We conducted a prospective observational study (February 2016-August 2017) of 30 consecutive patients with MRI-diagnosed CNS granulomas at a tertiary referral center. Comprehensive clinical assessment, multisequence MRI including diffusion-weighted imaging (DWI), apparent diffusion coefficient (ADC) mapping, and selective MR spectroscopy were performed. Stereotactic biopsy was undertaken for lesions demonstrating treatment failure or accessible progression. Primary endpoints included imaging-histopathology concordance and clinical/radiological response at 3–6 months.

Results

The cohort comprised 22 females and 8 males (mean age 24.8 years, range 11–56). Presenting features included headache (96.7%) and seizures (86.7%).
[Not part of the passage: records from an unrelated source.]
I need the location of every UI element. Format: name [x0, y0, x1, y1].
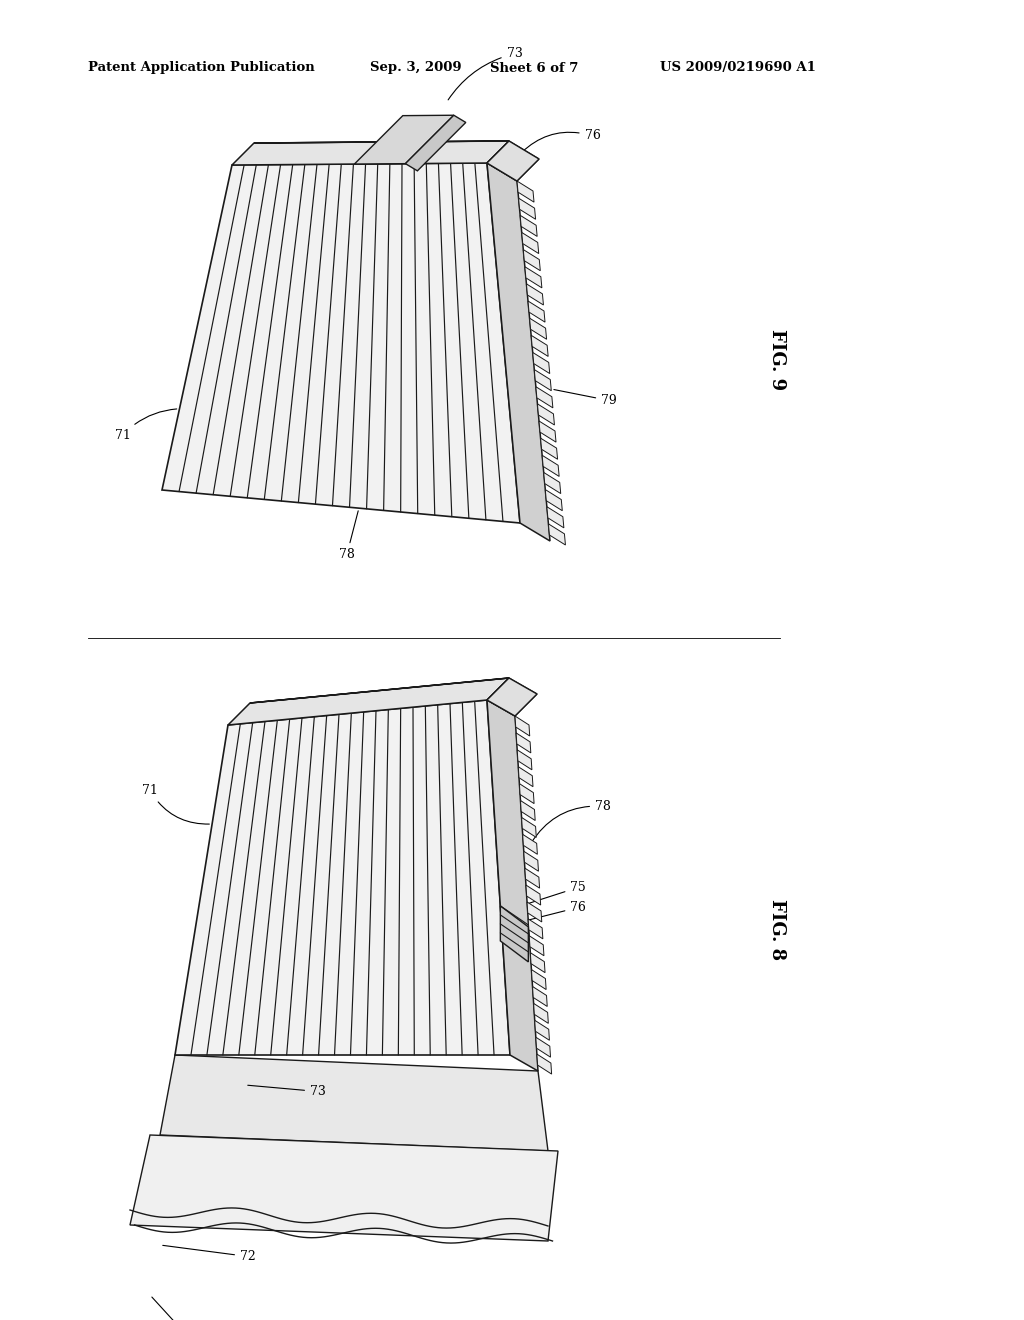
Polygon shape: [487, 162, 550, 541]
Polygon shape: [535, 1020, 550, 1040]
Polygon shape: [406, 115, 466, 170]
Polygon shape: [518, 198, 536, 219]
Text: 73: 73: [248, 1085, 326, 1098]
Polygon shape: [519, 784, 535, 804]
Text: 71: 71: [115, 409, 177, 442]
Polygon shape: [541, 438, 558, 459]
Polygon shape: [523, 851, 539, 871]
Text: 71: 71: [142, 784, 209, 824]
Polygon shape: [536, 387, 553, 408]
Text: 75: 75: [508, 880, 586, 909]
Polygon shape: [529, 936, 544, 956]
Text: Sep. 3, 2009: Sep. 3, 2009: [370, 62, 462, 74]
Polygon shape: [522, 834, 538, 854]
Text: 73: 73: [449, 48, 522, 100]
Text: 78: 78: [531, 800, 611, 842]
Polygon shape: [525, 869, 540, 888]
Polygon shape: [529, 318, 547, 339]
Polygon shape: [528, 919, 543, 939]
Polygon shape: [162, 162, 520, 523]
Text: 72: 72: [163, 1245, 256, 1263]
Text: Patent Application Publication: Patent Application Publication: [88, 62, 314, 74]
Polygon shape: [525, 267, 542, 288]
Text: 74: 74: [152, 1298, 196, 1320]
Polygon shape: [536, 1038, 551, 1057]
Polygon shape: [542, 455, 559, 477]
Polygon shape: [515, 715, 529, 737]
Polygon shape: [232, 141, 509, 165]
Polygon shape: [501, 906, 528, 962]
Polygon shape: [535, 370, 551, 391]
Polygon shape: [531, 970, 546, 990]
Polygon shape: [547, 507, 564, 528]
Polygon shape: [228, 678, 509, 725]
Polygon shape: [175, 700, 510, 1055]
Text: 76: 76: [508, 900, 586, 925]
Text: 76: 76: [521, 129, 600, 152]
Polygon shape: [520, 215, 538, 236]
Polygon shape: [521, 817, 537, 837]
Polygon shape: [517, 750, 531, 770]
Polygon shape: [528, 301, 545, 322]
Polygon shape: [526, 284, 544, 305]
Polygon shape: [521, 232, 539, 253]
Polygon shape: [160, 1055, 548, 1151]
Text: 79: 79: [554, 389, 616, 407]
Polygon shape: [527, 902, 542, 921]
Polygon shape: [130, 1135, 558, 1241]
Polygon shape: [487, 678, 537, 715]
Text: Sheet 6 of 7: Sheet 6 of 7: [490, 62, 579, 74]
Polygon shape: [534, 1003, 548, 1023]
Polygon shape: [487, 700, 538, 1071]
Text: FIG. 8: FIG. 8: [768, 899, 786, 961]
Text: US 2009/0219690 A1: US 2009/0219690 A1: [660, 62, 816, 74]
Polygon shape: [526, 884, 541, 906]
Polygon shape: [549, 524, 565, 545]
Polygon shape: [516, 733, 530, 752]
Polygon shape: [530, 953, 545, 973]
Text: 78: 78: [339, 511, 358, 561]
Polygon shape: [537, 1055, 552, 1074]
Polygon shape: [532, 986, 547, 1006]
Polygon shape: [544, 473, 561, 494]
Polygon shape: [539, 421, 556, 442]
Polygon shape: [532, 352, 550, 374]
Polygon shape: [254, 141, 539, 181]
Polygon shape: [520, 800, 536, 821]
Text: FIG. 9: FIG. 9: [768, 330, 786, 391]
Polygon shape: [531, 335, 548, 356]
Polygon shape: [517, 181, 535, 202]
Polygon shape: [546, 490, 562, 511]
Polygon shape: [518, 767, 534, 787]
Polygon shape: [250, 678, 537, 715]
Polygon shape: [487, 141, 539, 181]
Polygon shape: [354, 115, 454, 164]
Polygon shape: [538, 404, 554, 425]
Polygon shape: [523, 249, 541, 271]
Baseline MRI demonstrated lesions < 2 cm in 86.7%, ring enhancement in 80.0%, central T2 hypointensity in 66.7%, and conglomerate morphology in 53.3%. Initial radiological assessment favored tuberculoma in 63.3% and neurocysticercosis in 20.0% of cases. Seven patients underwent stereotactic biopsy, revealing tuberculous pathology in 6 (85.7%) and neurocysticercosis in 1 (14.3%). Critically, among four patients with worsening lesions initially treated as neurocysticercosis, three (75.0%) proved tuberculous on histopathology. At 3–6 month follow-up, 76.7% demonstrated clinical improvement, while 30.0% showed radiological worsening despite appropriate therapy.

Conclusions

Conventional MRI features of CNS granulomas demonstrate substantial overlap across etiologies, with significant potential for misdiagnosis in endemic settings. Multiparametric imaging enhances diagnostic confidence but cannot eliminate misclassification. Early tissue diagnosis of treatment-resistant or progressing lesions frequently alters management and is essential for optimal patient outcomes. These findings support a combined approach incorporating advanced imaging, serial clinical assessment, and timely biopsy when clinically indicated.